Pierre Landry

My job in the mining industry provides me with a first hand look at how grass-roots geological work can have an impact on corporate decisions. Not many people realize that one rock sample taken in the field by a geologist can start a chain of events that can help generate or cost a company millions of dollars.

Working as a businessman on Bay St. was always a dream I had as a teenager growing up in the GTA, and throughout my university education I struggled with the idea of being a geologist permanently positioned in the field, so this position as a "Corporate Geologist" allows me effectively use my education while remaining close with family and friends.

So far in my two years of industry experience, I've spent a total of 4 months working in the field at various operations and properties, gaining valuable geological field experience. I spent 3 months working as a geologist at an underground mining operation in northern Quebec and a month in Peru reviewing the geology of a development project. During this time I have also done research and provided technical assistance on several multi-million dollar corporate acquisitions and divestitures.

I really enjoy my work and I am looking forward to more opportunities to travel and develop my technical skills.

Q: What is the title of your job and what do you do?

A: Associate, Corporate Development

The principal objective of this position is to work closely with the senior vice-president of Corporate Development on any activities related to mergers and acquisitions of new companies or advanced exploration properties. The aforementioned objective can also pertain the valuation of existing IAMGOLD properties and their potential sale (divestiture).

My key responsibilities are:

  • Preparing and managing drill hole and geological databases for corporate transactions;
  • Creating 3D geological solid models and block models;
  • Reviewing geological reports;
  • Preparing maps, presentations and reports for management
  • Maintain corporate development digital filing system;
  • Actively research potential company or property acquisition opportunities
  • Develop geological, financial and risk comparisons or evaluations;
  • Maintaining knowledge of technical geological software and a variety of other computer softwares
  • Secondment to various IAMGOLD exploration sites worldwide as time and availability exists for the continued development of field skills;

Q: Who do you work for, and where are you based?

A: IAMGOLD Corporation, Head Office Toronto

Q: What kind of hours/shifts do you work?

A: When I'm in the office, I work 9am to 5:15pm. But when I am in the field, hours/shifts vary from the standard 7:30 to 3:30 for a mine site to sun up to sun-down shift in the bush.

Q: Where do you work?

A: I spend about 9 months of the year working in the head office in Toronto and the other 3 months working at other IAMGOLD operations or visiting properties for acquisition or divestiture purposes.

Q: What equipment/machinery do you use?

A: Computer in the office and rock hammer in the field.

Q: What education or training is required for your job?

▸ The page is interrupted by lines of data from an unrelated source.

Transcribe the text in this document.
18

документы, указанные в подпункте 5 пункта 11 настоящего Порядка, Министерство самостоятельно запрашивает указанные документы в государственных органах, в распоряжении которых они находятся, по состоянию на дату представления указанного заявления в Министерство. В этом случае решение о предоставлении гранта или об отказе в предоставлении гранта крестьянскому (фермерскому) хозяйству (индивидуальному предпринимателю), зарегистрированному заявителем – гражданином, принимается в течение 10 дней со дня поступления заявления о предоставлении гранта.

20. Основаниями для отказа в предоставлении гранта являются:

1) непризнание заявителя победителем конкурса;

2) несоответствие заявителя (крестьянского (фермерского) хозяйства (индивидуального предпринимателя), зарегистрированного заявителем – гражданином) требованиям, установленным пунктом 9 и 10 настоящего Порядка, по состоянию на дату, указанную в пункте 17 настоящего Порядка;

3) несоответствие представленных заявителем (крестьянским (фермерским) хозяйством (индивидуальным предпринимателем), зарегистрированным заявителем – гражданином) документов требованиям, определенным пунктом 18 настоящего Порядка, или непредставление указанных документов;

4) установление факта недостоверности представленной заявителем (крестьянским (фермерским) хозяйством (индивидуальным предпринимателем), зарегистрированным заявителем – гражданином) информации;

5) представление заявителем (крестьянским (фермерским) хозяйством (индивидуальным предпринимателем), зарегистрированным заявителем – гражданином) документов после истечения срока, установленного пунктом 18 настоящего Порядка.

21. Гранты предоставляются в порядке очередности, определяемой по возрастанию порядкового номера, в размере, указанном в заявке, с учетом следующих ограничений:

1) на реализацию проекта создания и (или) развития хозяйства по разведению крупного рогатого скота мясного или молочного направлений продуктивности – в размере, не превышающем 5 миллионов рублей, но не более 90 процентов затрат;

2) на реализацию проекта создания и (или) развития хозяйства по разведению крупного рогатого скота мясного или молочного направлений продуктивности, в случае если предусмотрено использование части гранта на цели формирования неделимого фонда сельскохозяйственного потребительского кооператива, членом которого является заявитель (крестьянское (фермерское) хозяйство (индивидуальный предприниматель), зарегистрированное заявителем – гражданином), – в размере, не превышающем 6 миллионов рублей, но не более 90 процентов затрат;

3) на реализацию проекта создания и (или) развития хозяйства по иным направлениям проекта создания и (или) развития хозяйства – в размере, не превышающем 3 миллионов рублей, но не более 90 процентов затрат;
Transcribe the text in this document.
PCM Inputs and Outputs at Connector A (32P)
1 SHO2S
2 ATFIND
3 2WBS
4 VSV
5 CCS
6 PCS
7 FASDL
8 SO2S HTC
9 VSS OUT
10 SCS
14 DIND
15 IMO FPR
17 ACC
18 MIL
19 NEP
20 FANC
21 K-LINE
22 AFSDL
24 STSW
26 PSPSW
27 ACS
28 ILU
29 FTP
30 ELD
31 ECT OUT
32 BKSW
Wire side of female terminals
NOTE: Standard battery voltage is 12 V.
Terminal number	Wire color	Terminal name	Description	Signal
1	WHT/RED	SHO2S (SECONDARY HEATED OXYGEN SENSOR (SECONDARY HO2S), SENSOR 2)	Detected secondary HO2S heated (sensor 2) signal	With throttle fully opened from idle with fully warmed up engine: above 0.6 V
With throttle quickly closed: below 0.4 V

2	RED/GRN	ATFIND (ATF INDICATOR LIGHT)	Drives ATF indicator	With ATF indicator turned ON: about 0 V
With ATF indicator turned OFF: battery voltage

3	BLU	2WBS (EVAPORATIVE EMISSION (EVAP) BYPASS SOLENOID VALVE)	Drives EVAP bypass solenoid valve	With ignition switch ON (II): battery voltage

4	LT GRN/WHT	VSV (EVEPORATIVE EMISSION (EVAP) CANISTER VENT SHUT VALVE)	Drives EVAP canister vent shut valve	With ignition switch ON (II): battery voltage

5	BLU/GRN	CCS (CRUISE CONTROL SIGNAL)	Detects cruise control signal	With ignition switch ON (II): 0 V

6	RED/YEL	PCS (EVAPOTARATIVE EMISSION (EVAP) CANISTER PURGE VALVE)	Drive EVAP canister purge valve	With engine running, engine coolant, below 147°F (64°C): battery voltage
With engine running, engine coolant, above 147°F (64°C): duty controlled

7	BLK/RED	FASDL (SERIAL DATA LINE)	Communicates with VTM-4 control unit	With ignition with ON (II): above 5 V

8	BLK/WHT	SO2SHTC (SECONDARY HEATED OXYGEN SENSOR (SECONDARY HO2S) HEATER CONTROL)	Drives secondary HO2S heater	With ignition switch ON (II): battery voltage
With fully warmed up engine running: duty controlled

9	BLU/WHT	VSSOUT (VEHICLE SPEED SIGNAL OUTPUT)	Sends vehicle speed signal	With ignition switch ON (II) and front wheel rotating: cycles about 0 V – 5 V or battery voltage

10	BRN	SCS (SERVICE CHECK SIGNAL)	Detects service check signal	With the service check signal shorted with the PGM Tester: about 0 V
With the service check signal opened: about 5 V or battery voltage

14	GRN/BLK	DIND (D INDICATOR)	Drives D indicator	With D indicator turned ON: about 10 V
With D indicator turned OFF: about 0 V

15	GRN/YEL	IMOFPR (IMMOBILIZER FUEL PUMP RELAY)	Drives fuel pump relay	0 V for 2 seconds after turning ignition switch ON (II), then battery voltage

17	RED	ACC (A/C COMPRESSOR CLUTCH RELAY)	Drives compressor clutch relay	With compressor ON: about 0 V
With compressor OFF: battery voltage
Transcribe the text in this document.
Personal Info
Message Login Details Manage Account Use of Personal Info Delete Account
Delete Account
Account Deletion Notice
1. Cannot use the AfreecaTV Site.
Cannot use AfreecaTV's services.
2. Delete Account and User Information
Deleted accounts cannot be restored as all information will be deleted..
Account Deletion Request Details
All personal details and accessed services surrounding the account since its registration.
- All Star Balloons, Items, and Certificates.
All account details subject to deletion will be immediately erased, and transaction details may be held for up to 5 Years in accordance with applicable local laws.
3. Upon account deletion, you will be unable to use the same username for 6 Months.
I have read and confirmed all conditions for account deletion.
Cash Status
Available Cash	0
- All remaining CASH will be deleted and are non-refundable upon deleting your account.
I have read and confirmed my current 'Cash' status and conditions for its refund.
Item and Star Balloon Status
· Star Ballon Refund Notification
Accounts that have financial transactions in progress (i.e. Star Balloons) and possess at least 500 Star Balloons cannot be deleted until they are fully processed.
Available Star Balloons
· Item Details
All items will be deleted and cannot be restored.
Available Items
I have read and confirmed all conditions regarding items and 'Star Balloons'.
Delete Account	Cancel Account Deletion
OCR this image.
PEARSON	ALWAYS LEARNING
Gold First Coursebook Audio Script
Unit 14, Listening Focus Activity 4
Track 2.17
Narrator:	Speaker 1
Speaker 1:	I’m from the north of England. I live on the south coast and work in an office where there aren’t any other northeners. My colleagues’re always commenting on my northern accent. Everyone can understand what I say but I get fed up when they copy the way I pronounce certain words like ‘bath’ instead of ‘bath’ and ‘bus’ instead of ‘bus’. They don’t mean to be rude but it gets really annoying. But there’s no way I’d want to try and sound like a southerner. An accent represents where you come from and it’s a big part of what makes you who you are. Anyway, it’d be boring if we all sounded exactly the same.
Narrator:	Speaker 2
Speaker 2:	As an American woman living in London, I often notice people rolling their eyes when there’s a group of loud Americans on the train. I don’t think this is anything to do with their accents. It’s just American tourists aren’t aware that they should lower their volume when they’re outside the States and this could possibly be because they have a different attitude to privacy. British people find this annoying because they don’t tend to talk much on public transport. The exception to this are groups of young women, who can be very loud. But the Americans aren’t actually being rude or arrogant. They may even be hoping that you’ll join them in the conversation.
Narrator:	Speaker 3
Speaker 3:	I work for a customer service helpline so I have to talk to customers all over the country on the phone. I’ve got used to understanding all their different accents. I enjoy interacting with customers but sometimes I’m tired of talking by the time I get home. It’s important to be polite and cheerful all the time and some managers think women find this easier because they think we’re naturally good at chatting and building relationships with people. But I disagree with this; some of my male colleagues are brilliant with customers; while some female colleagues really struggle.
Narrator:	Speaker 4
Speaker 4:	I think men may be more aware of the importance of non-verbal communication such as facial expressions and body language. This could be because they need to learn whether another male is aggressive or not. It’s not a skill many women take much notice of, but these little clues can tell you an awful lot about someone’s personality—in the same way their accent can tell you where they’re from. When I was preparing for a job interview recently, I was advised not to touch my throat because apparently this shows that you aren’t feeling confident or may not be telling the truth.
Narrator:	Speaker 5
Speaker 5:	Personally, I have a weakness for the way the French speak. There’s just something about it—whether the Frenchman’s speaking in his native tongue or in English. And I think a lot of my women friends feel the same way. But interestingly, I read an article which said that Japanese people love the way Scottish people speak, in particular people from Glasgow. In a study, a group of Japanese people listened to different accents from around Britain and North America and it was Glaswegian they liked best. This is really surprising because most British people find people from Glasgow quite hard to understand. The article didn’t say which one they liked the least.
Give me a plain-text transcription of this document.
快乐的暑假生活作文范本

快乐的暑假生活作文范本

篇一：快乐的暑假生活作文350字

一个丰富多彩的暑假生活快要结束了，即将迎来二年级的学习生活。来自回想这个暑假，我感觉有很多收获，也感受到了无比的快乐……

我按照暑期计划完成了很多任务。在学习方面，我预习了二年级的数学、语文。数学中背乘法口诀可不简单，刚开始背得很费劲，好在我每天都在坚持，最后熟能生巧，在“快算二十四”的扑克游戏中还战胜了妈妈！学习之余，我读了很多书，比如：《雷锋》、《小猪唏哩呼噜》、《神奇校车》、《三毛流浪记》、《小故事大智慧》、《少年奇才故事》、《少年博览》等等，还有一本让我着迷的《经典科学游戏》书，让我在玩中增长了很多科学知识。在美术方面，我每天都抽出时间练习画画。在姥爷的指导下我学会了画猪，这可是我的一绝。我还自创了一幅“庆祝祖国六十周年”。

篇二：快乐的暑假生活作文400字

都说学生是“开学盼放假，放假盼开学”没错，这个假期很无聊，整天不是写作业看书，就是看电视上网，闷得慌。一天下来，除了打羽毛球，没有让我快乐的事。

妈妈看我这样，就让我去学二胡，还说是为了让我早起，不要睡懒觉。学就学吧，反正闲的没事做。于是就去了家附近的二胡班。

A: Education requirements: BSC in Geology or a degree in Mining Engineering, Knowledge of geological modelling software and financial instruments is an asset (training provided by the company in some cases)

Q: What kind of personal traits do you recommend for this profession?

A: Handles pressure and responsibility well, works & learns well independently and in groups, ability to multi-task, and comfortable with international travel to remote locations.

Q: What is the salary range of your job?

A: $45k to $55k to start, salary increases with experience.

Q: What do you like best about your job?

A: I like that my work is always challenging and that I am constantly learning new things.

Q: What are the advantages?

A: Working in the mining industry is a very enriching experience. The locations of mine sites can be quite remote at times and accordingly travel to these places provides you with exposure to people and places you would never meet or see as a visitor on vacation.

Q: What are the advancement opportunities for this career?

A: Both practical (geology/mining) and corporate (financial) experience are highly valued commodities in the gold industry and with greater knowledge comes greater responsibility. Ten plus years of corporate & practical experience and an MBA can prepare you for more senior positions from being a regional a VP in Corporate Development to becoming a CEO.

Q: How physically demanding is your job?

A: Trips to the field or at a mine site can be physically demanding at times but is quite manageable for anyone in good physical condition. Office work is obviously less physically demanding but it is more stressful due to deadlines and the fast-paced nature of the industry.

Q: Why did you choose this career?

A: As an undergraduate I had a real passion for the applied aspects of geology as well as finance, so getting involved in the mining industry was the best combination of my interests. Conversely, my only other option would have been to further my education with a masters or college program, but they academic side of things didn't really hold much appeal to me.

Q: What is your most memorable moment/event/place related to your experience as an Earth scientist?

A: My most memorable moment related to my experience as an earth scientist was my first international trip where I was part of a site visit at the La Arena copper-gold project in the Libertad Province of Peru. The country is beautiful and the people are fantastic-- it was a great experience.

Q: What is your advice to newcomers?

A: My advice to current undergraduates is to be well rounded in their course selections and to not get too focused on one branch of study. In particular I would recommend that geology students take an introductory mining course or two and vice versa for the mining engineers as it is important for people in industry to have a good concept of both geology and mining.

Q: Any other comments to share?

A: I would say that my job is very comparable to that of a junior analyst that works for any major investment bank; the job qualifications would be essentially the same.